Datenschutz & Compliance

E-Mail-Archivierung: Was gesetzlich vorgeschrieben ist

Kurz gesagt

Geschäftliche E-Mails mit steuer- oder handelsrechtlicher Relevanz müssen 6 bis 10 Jahre revisionssicher archiviert werden. Das reguläre Postfach erfüllt diese Anforderungen nicht — nötig ist eine automatisierte, unveränderliche Archivlösung.

Rechtliche Grundlage

Die Pflicht ergibt sich aus mehreren Gesetzen zugleich: § 257 HGB schreibt eine Aufbewahrungspflicht von sechs Jahren für Handelsbriefe und zehn Jahren für Buchungsbelege vor, § 147 AO deckt sich steuerrechtlich mit diesen Fristen. Die GoBD ergänzen beide, indem sie E-Mails ausdrücklich als aufbewahrungspflichtige Dokumente einschließen — sofern sie relevanten Inhalt tragen, nicht jede interne Nachricht.

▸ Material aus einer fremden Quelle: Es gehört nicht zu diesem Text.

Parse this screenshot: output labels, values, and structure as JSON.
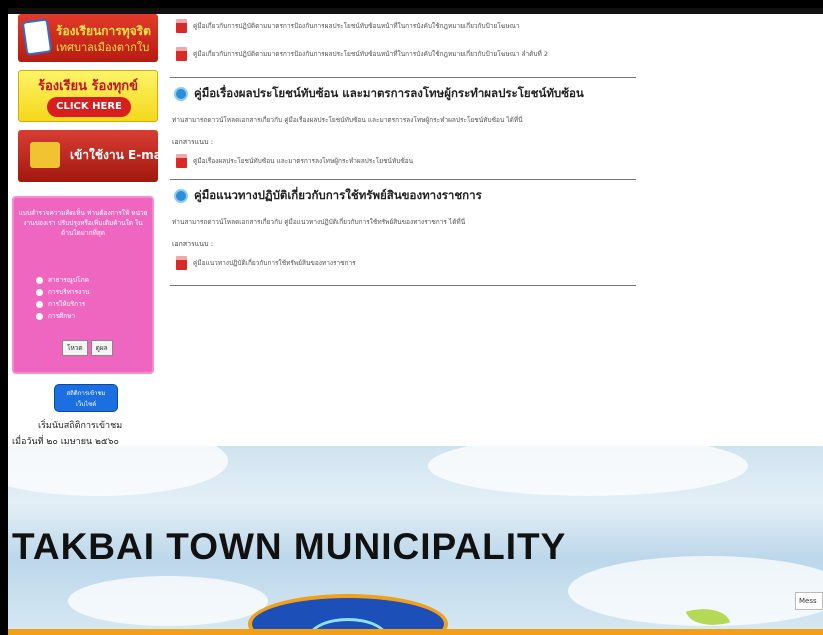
{
  "sidebar": {
    "complaint_banner": {
      "line1": "ร้องเรียนการทุจริต",
      "line2": "เทศบาลเมืองตากใบ"
    },
    "grievance_banner": {
      "title": "ร้องเรียน ร้องทุกข์",
      "button": "CLICK HERE"
    },
    "email_banner": {
      "label": "เข้าใช้งาน E-mail"
    },
    "poll": {
      "title": "แบบสำรวจความคิดเห็น ท่านต้องการให้ หน่วยงานของเรา ปรับปรุงหรือเพิ่มเติมด้านใด ในด้านใดมากที่สุด",
      "options": [
        "สาธารณูปโภค",
        "การบริหารงาน",
        "การให้บริการ",
        "การศึกษา"
      ],
      "vote_button": "โหวต",
      "results_button": "ดูผล"
    },
    "stats_button": {
      "line1": "สถิติการเข้าชม",
      "line2": "เว็บไซต์"
    },
    "stats_text1": "เริ่มนับสถิติการเข้าชม",
    "stats_text2": "เมื่อวันที่ ๒๐ เมษายน ๒๕๖๐"
  },
  "main": {
    "top_docs": [
      "คู่มือเกี่ยวกับการปฏิบัติตามมาตรการป้องกันการผลประโยชน์ทับซ้อนหน้าที่ในการบังคับใช้กฎหมายเกี่ยวกับป้ายโฆษณา",
      "คู่มือเกี่ยวกับการปฏิบัติตามมาตรการป้องกันการผลประโยชน์ทับซ้อนหน้าที่ในการบังคับใช้กฎหมายเกี่ยวกับป้ายโฆษณา ลำดับที่ 2"
    ],
    "sections": [
      {
        "title": "คู่มือเรื่องผลประโยชน์ทับซ้อน และมาตรการลงโทษผู้กระทำผลประโยชน์ทับซ้อน",
        "desc": "ท่านสามารถดาวน์โหลดเอกสารเกี่ยวกับ คู่มือเรื่องผลประโยชน์ทับซ้อน และมาตรการลงโทษผู้กระทำผลประโยชน์ทับซ้อน ได้ที่นี่",
        "label": "เอกสารแนบ :",
        "doc": "คู่มือเรื่องผลประโยชน์ทับซ้อน และมาตรการลงโทษผู้กระทำผลประโยชน์ทับซ้อน"
      },
      {
        "title": "คู่มือแนวทางปฏิบัติเกี่ยวกับการใช้ทรัพย์สินของทางราชการ",
        "desc": "ท่านสามารถดาวน์โหลดเอกสารเกี่ยวกับ คู่มือแนวทางปฏิบัติเกี่ยวกับการใช้ทรัพย์สินของทางราชการ ได้ที่นี่",
        "label": "เอกสารแนบ :",
        "doc": "คู่มือแนวทางปฏิบัติเกี่ยวกับการใช้ทรัพย์สินของทางราชการ"
      }
    ]
  },
  "footer": {
    "banner_title": "TAKBAI  TOWN  MUNICIPALITY",
    "messenger_tab": "Mess"
  },
  "icons": [
    "envelope-icon",
    "pdf-icon",
    "section-bullet-icon",
    "email-icon"
  ],
  "colors": {
    "section_bullet": "#2a8fd8",
    "poll_bg": "#ef66c0",
    "pdf": "#d92a2a",
    "banner_red": "#d83d33"
  }
}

Was archiviert werden muss

  • Angebote, Auftragsbestätigungen und Rechnungen per E-Mail — zehn Jahre.
  • Handelskorrespondenz mit Kunden und Lieferanten — sechs Jahre.
  • E-Mails mit Vertragsrelevanz oder Zahlungsbelegen — zehn Jahre.
  • Interne E-Mails mit buchhalterischer Relevanz — zehn Jahre.
  • E-Mails als Ersatz für Papierdokumente im digitalen Workflow — zehn Jahre.
  • Newsletter- und Marketingzustimmungen — solange der Zweck besteht, plus die Verjährungsfrist.

Warum vorzeitiges Löschen riskant ist

Wer steuerrelevante E-Mails vorzeitig löscht oder gar nicht archiviert, riskiert Steuerschätzungen durch das Finanzamt sowie Ordnungsgelder. Bei einer Betriebsprüfung gilt ein fehlender E-Mail-Bestand als Buchführungsmangel — unabhängig davon, ob die Löschung absichtlich oder versehentlich erfolgte.

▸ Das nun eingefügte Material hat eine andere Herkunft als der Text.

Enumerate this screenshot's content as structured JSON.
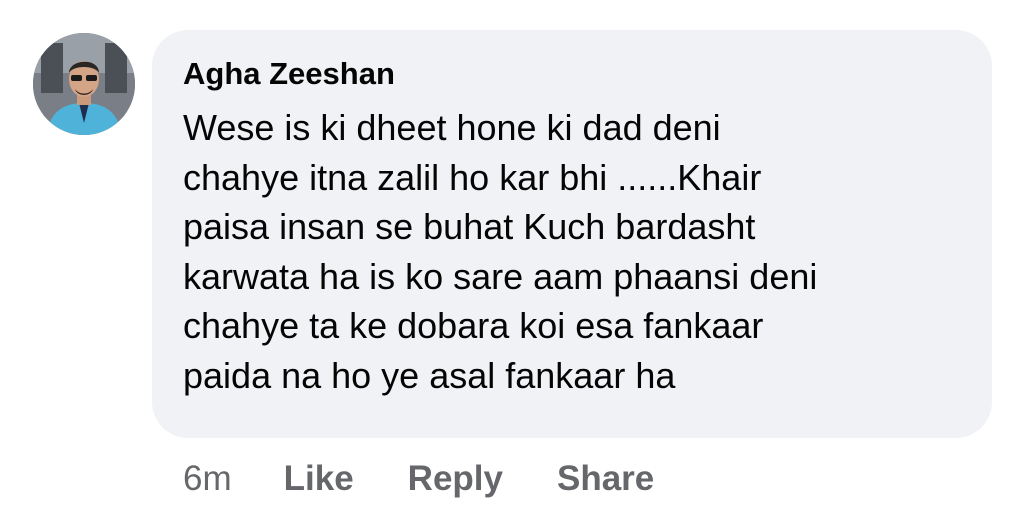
{
  "comment": {
    "author": "Agha Zeeshan",
    "text_lines": [
      "Wese is ki dheet hone ki dad deni",
      "chahye itna zalil ho kar bhi ......Khair",
      "paisa insan se buhat Kuch bardasht",
      "karwata ha is ko sare aam phaansi deni",
      "chahye ta ke dobara koi esa fankaar",
      "paida na ho ye asal fankaar ha"
    ],
    "timestamp": "6m",
    "actions": {
      "like": "Like",
      "reply": "Reply",
      "share": "Share"
    }
  },
  "colors": {
    "bubble_background": "#f0f2f5",
    "primary_text": "#050505",
    "secondary_text": "#65676b"
  },
  "icons": {
    "avatar": "profile-photo-avatar"
  }
}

Archivierung in fünf Schritten einrichten

  • Relevanz analysieren: welche E-Mail-Kategorien steuer- oder handelsrechtlich relevant sind, gegen die interne Kommunikation abgrenzen.
  • Archivierungslösung wählen: eine Lösung, die Unveränderlichkeit, Vollständigkeit und einen Audit-Trail sicherstellt — das reguläre Postfach erfüllt diese Anforderungen nicht.
  • Automatisierung einrichten: eingehende und ausgehende E-Mails automatisch archivieren, ohne manuelle Zwischenschritte.
  • Zugriffsschutz und Protokollierung: definieren, wer auf das Archiv zugreifen darf, und jeden Zugriff protokollieren.
  • Löschkonzept und Datenschutz abstimmen: nach Ablauf der Aufbewahrungsfrist müssen Daten gelöscht werden, sofern kein anderer Grund zur weiteren Speicherung besteht.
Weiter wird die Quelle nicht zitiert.